Tighten the rods in an opposite and alternating pattern. Choose any rod to begin with and give it a turn. Then choose the rod that’s on the exact opposite side and tighten that. Skip a rod as you move counterclockwise on the drum and tighten the next one. Then move to the one on the opposite side and keep repeating until you’re done with all the rods.
For the best sound quality, you want the rods on opposite ends to match each other perfectly. You can always tighten or loosen the rods to increase or decrease the pitch.
We recommend using a tuning aid like Tune-Bot to measure the pitch of each rod. This will make sure your drum is perfectly tuned.
Step 4: Fine Tuning
Once you reach a pitch closer to the sound produced by the shell that we recorded in step 1, you can start fine turning.
Tap the head about two inches away from a rod, and then repeat the step for the rod on the opposite end. Can you hear a difference in the pitch of the sounds produced? Keep slightly tuning the two rods and get them as identical as you can, because we want rods on opposite sides matching. Repeat this step for all the rods and adjust the tension as needed.
If you’re having trouble noticing a difference in the pitch, place a finger on the center of the head before you tap near the rod. This will isolate the pitch of the rod and make it more noticeable.
Step 5: Move to the Resonant Head
The resonant head or the lower head of the drum comes next. Flip the drum over and tighten the rods of the resonant head. Some people like to match the pitch of the bottom head to the top head, while others like to take it a little higher or lower. You can do whatever you think sounds better for the music you’re playing, but matching the pitches proves the easiest option for newbies.
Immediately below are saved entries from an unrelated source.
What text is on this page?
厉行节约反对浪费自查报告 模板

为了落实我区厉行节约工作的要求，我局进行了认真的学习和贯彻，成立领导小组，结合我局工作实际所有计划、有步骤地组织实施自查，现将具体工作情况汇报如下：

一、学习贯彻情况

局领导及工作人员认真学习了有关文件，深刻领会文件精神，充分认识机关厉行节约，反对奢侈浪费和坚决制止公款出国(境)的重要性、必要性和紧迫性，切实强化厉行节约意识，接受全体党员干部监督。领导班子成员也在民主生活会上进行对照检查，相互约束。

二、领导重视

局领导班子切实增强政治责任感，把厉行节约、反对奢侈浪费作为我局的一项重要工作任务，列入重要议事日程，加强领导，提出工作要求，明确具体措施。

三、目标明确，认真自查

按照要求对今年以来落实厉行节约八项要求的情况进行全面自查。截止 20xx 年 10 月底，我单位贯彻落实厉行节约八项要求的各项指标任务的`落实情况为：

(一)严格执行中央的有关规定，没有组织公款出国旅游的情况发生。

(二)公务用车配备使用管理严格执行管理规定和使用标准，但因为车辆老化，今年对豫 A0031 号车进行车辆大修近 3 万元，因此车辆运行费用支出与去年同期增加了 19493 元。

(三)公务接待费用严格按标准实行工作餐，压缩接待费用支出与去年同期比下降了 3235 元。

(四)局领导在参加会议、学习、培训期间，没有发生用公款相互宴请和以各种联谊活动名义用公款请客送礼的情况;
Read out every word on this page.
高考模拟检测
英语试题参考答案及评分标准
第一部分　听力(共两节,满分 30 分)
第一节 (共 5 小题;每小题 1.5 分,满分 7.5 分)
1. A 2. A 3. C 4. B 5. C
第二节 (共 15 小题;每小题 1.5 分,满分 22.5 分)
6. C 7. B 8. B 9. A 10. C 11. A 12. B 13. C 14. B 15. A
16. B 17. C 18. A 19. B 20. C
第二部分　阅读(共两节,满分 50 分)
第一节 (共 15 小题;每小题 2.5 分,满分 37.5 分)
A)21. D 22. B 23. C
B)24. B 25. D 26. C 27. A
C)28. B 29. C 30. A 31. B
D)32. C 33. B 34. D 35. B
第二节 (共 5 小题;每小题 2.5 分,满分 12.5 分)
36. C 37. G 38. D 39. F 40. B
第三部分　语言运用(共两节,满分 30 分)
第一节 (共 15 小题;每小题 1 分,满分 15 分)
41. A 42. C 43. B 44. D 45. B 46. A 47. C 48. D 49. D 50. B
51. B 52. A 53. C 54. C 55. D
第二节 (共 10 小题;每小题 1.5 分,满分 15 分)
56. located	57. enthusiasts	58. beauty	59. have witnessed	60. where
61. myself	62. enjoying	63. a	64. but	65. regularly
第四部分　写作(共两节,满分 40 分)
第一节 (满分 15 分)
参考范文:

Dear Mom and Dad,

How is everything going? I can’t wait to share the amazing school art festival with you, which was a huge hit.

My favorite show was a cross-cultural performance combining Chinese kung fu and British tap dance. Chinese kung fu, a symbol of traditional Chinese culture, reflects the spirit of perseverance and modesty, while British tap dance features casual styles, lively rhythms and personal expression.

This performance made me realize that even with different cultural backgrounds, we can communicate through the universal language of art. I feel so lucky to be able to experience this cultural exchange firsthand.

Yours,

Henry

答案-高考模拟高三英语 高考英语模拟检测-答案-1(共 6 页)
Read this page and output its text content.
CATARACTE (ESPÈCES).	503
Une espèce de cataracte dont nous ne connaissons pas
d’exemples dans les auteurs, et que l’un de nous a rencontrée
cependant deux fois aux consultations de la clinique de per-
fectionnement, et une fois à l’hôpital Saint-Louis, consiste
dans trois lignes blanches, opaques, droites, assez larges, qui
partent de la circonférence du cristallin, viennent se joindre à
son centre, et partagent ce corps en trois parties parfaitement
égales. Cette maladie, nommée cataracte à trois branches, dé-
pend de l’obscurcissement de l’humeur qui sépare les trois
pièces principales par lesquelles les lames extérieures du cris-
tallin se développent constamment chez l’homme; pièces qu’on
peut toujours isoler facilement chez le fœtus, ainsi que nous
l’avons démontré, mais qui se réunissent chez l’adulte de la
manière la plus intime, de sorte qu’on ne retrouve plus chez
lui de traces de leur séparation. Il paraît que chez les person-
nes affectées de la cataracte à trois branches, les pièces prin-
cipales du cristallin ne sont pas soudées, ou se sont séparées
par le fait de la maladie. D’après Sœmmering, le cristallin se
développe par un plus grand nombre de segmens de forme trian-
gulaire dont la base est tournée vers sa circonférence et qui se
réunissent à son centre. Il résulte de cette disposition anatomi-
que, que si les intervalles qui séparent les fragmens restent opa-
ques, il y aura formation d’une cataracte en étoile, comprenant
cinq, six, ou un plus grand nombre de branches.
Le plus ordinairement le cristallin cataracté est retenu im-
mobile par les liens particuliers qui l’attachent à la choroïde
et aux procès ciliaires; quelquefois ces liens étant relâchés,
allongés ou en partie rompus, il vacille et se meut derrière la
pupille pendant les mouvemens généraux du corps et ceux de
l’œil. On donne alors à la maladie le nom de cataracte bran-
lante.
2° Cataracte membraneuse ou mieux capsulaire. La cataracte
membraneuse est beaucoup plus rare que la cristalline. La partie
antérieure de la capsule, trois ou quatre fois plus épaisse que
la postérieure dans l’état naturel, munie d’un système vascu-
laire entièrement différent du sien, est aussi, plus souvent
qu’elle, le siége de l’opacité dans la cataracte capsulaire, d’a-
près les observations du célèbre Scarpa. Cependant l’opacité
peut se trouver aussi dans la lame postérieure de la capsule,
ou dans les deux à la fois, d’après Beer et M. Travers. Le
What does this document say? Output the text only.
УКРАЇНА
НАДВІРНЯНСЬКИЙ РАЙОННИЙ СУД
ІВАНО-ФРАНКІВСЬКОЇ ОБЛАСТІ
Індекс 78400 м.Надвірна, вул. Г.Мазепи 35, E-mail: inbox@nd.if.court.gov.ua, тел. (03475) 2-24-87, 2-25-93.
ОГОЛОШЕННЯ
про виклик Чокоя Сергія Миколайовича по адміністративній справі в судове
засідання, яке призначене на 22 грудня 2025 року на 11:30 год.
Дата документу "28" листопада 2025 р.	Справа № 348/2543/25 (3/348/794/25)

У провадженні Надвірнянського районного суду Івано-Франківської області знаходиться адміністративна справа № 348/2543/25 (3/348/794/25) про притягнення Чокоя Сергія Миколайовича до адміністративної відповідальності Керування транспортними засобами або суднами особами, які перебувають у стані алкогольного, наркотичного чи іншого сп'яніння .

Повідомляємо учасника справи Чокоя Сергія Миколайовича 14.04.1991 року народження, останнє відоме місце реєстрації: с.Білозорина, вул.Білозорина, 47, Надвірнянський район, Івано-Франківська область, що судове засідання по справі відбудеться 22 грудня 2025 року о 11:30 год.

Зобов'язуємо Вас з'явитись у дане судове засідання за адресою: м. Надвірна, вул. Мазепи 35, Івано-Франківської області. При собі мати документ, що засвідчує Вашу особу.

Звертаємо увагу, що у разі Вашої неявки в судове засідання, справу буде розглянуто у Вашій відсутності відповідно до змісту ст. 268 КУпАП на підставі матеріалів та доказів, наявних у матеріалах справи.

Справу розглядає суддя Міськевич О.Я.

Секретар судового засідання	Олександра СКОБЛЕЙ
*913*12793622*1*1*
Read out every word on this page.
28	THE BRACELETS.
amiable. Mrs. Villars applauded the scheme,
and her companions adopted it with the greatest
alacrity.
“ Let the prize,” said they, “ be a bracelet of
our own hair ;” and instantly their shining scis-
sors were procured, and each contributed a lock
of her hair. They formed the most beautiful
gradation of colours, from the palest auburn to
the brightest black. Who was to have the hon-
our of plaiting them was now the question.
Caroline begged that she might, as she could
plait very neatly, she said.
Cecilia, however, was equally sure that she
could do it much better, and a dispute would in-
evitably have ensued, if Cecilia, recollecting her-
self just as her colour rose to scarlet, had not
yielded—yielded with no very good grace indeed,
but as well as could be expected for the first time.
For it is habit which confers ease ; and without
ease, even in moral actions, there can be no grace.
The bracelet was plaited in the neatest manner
Step 6: Check the Drums and Adjust
The easiest way to check the pitch of your drum is to play it. You’ll be able to note a difference if the pitch is off. If you can hear a buzzing sound when you hit the drum, something isn’t quite right.
Use the drum tuner to check the tension in each rod. If you do adjust the tension, give the drum a few good whacks with your drumsticks on the head to ensure there is no buzzing.
Read Also: 3 Best Drumsticks for Electronic Drums
There is also a difference in the types of sounds produced by some shells and types of batter heads. You might need to readjust depending on your equipment.
Step 7: Dampen the Drum
Muffling or damping your drum isn’t necessary, but it can help produce a better and clearer sound. Simply spread a thin amount of damping gel on your drum, or use a worn drum head for a muted sound. For bass drums, some drummers use blankets or even pillows to get the warmer sound.
Here is a quick YouTube tutorial on how to tune your drums:
How to Know if Your Drums Are in Tune?
The easiest way to check if your drum is in tune is to tap the head of the drum at a little distance from any tension rod. Then repeat the same process for all the others. If the sound near all the rods of the drum is similar, the drum is in tune.
Bad sound quality is another good sign that the drums aren’t tuned right. However, this could also be because of the poor quality of the shell and head of the drum. The pitch test is the most dependable way of knowing if your drums are in tune.
Final Thoughts on Tuning Drums
There’s no such thing as the right way to tune a drum, and every player has a different method that they have perfected over the years. We’ve provided you with a layout to follow, but you’ll need to adjust it to suit your needs and the sound you’re going for.
The hardware you have is going to make a lot of difference in the way your drums sound in the end. Good quality drums and drum heads prove easier to tune and ultimately sound better.
Finally, beware of over-tuning the drum heads and stretching them too much. Tightening the rods too much can choke the sound of the drum.